The number 42 is clearly visible, though it seems to be split between two clusters. I’ll spare you the result of applying K-means clustering on both the hue and value channels simultaneously, in which the number cannot be clearly identified.
The Lab color space
The RGB color model uses three values to specify hue and the HSV color model uses one value to specify hue, while the Lab color model utilizes two values to specify hue. The “L” in Lab refers to the lightness of the color, the “a” represents the red-green component, and the “b” represents the blue-yellow component. In other words, a red color will have a large value for “a”, whereas a green color will possess a small value for “a”. This makes it perfect for clustering the colors in a typical Ishihara test. Here is the result of converting the image to its Lab representation and running K-means clustering with three clusters on just the “a” channel:
There’s no doubt about the number 5 in this image. Applying K-means clustering with just two clusters to the “a” channel of the Lab representation of the number 42 works, perhaps, even better:
The YCbCr color space
There exist literally dozens of color spaces, and it would be impractical to go through them all, but I will briefly mention one more: the YCbCr color space, sometimes also abbreviated YCC. The YCbCr model represents color using a “Y” component (luma), a “Cb” component (blue-difference), and a “Cr” component (red-difference). Note that, if you’re using OpenCV, these last two components are swapped—OpenCV puts them in the order “YCrCb”. The YCbCr color model is fundamentally similar to the Lab color space in that its blue-difference component “Cb” contains blue on one end of its spectrum and yellow on the other end, much like the Lab model’s “b” component, and the red-difference component “Cr” contains red on one end of its spectrum and green on the other, like the Lab model’s “a” component. Thus, you might expect that applying K-means clustering to the “Cr” channel of the YCC representation of an image would produce results similar to those for the Lab cases above. You would be right:
In both of the above examples, the pixels have only been grouped into two clusters.

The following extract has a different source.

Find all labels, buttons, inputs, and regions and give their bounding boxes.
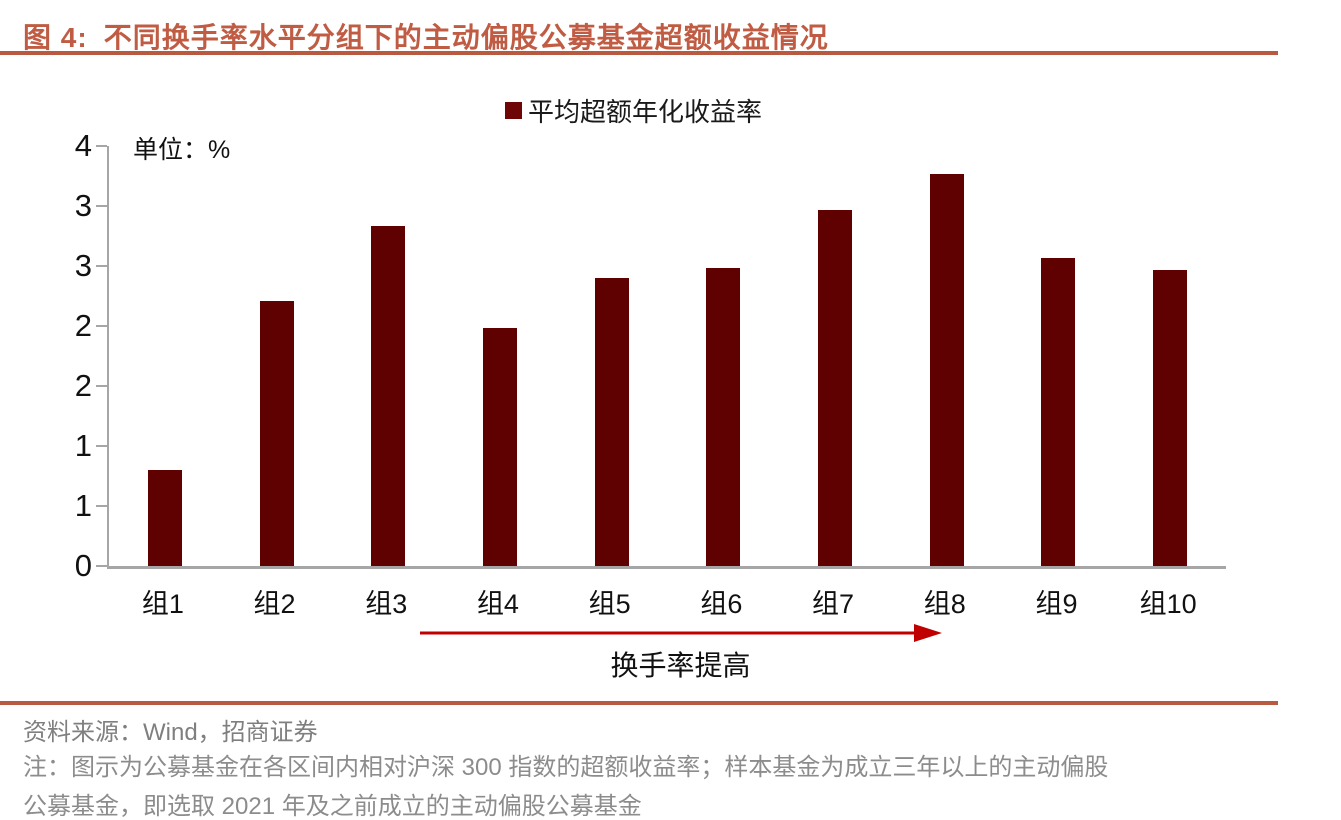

Comparing clustering between the different color spaces
I’ll end this post with a handful of additional Ishihara tests and their clustered counterparts using the color spaces discussed above. In each case, I tuned the parameters to obtain the optimal (read: most readable) result. It should be noted that performing K-means clustering on the Lab and YCbCr representations tended to yield the most clear and consistent results, generally requiring only two clusters and one channel. The original images are on the left, and their grayscale K-means counterparts are on the right. Beside each K-means image is a text label indicating 1) the color space used for analysis, 2) the channel(s) from the color space on which K-means clustering was performed, and 3) the number of clusters “K” into which the image pixels were grouped.
Hopefully, this post has given you an idea of when, why, and how it might be useful to use different color spaces for image segmentation.